While this is a bit disappointing, I came away astonished at how much there was to enjoy and appreciate about this film. Fincher’s last outing — the dark and violent Seven — depicted a world so dark and hopeless that I staggered out of the theater feeling sick to my stomach. Here, I was entertained by great performances and an intensely clever script, I wanted to sit and discuss it for hours with others from the audience, and I felt I had been given new insight into the illnesses of my own generation. For that, I have to give Fight Club high marks.

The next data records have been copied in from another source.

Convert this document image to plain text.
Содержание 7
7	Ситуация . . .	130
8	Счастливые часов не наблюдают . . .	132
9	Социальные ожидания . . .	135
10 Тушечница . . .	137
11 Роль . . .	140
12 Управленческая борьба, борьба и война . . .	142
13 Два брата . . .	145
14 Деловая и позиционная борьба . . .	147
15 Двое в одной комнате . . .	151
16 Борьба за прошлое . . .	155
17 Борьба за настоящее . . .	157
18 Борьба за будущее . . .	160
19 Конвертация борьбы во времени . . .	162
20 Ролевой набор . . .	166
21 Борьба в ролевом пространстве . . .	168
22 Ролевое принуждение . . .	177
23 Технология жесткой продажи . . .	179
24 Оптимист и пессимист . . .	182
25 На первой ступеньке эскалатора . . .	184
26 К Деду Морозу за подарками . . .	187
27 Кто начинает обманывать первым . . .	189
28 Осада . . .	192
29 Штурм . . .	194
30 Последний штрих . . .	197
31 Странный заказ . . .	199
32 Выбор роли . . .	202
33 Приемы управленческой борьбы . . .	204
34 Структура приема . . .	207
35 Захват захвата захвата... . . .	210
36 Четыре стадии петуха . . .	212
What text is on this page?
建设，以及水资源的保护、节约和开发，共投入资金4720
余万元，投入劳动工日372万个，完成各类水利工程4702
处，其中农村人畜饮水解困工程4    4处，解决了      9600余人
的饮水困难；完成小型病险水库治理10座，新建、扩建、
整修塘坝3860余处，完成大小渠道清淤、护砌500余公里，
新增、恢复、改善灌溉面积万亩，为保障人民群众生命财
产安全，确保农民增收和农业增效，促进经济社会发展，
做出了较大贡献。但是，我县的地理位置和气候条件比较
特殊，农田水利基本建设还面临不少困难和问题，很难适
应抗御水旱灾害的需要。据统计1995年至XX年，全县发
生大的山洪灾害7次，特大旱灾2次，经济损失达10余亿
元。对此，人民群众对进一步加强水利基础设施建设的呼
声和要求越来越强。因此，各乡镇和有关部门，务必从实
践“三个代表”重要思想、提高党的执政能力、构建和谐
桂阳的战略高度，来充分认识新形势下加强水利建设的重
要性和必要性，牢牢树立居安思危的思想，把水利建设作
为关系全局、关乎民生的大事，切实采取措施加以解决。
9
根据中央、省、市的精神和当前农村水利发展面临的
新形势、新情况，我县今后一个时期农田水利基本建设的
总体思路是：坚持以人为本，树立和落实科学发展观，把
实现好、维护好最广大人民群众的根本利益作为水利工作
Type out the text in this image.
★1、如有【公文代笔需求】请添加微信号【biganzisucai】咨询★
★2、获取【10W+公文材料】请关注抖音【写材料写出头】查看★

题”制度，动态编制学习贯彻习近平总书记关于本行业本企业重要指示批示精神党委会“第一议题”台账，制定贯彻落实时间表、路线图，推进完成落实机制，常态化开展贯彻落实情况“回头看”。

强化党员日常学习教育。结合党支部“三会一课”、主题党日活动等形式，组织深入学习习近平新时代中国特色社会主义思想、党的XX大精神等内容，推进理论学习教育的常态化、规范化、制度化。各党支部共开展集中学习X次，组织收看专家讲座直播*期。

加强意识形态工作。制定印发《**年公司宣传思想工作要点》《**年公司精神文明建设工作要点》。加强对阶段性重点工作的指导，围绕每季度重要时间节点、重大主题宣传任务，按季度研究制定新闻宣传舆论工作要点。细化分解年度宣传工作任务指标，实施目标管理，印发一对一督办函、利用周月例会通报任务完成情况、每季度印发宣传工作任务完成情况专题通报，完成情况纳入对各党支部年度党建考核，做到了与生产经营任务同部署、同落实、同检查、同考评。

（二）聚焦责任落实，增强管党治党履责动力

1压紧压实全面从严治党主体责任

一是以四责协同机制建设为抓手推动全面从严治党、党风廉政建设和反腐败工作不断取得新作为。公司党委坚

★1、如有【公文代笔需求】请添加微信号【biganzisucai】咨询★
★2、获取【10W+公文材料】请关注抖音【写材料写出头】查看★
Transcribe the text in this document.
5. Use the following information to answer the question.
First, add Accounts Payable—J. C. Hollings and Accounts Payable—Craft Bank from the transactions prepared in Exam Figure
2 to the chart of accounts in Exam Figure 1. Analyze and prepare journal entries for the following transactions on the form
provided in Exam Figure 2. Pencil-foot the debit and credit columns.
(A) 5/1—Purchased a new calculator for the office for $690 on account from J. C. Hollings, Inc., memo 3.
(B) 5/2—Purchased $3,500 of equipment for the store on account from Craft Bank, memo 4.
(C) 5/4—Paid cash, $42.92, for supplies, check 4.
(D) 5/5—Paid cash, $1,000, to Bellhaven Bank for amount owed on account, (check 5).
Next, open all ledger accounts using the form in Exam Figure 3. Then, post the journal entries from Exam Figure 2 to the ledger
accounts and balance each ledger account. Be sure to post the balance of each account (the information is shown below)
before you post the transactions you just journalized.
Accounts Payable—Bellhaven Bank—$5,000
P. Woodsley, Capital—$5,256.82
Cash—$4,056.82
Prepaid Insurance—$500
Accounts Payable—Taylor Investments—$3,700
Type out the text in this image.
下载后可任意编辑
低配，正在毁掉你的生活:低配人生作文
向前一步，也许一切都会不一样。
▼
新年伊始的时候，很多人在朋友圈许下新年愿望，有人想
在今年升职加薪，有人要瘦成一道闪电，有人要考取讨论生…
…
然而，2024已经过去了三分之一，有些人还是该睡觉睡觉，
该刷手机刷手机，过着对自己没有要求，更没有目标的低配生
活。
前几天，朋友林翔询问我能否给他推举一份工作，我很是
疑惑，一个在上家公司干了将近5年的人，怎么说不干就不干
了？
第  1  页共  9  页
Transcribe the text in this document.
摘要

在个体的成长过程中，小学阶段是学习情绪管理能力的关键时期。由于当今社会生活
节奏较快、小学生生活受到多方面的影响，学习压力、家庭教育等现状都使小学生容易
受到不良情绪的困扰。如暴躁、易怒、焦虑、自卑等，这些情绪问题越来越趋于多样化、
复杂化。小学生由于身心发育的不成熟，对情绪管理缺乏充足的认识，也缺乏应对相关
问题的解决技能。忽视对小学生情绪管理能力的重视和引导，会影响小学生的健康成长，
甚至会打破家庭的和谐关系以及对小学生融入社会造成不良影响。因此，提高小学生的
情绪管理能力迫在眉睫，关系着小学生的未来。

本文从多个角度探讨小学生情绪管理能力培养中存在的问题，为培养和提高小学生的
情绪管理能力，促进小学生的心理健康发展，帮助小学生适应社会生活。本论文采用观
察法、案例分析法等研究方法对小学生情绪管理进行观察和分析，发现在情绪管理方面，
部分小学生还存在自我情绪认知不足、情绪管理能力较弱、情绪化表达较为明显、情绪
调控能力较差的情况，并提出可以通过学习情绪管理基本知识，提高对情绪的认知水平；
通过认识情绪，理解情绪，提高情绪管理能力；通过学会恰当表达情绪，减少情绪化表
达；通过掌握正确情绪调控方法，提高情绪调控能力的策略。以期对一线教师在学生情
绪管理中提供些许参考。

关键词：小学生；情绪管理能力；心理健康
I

Audiences will almost certainly be excited about this movie for the wrong reasons. Tyler’s lie will be attractive to some, and we’ll probably see some terrorist act or some crime subculture pop up only to discover a copy of a Fight Club video in their closet. It’s always a risk to try and expose evil for the sake of good; somebody out there will come away more interested in the evil than the good.
Like Jesus said, “Those who have eyes to see, let them see. Those who have ears to hear, let them hear.”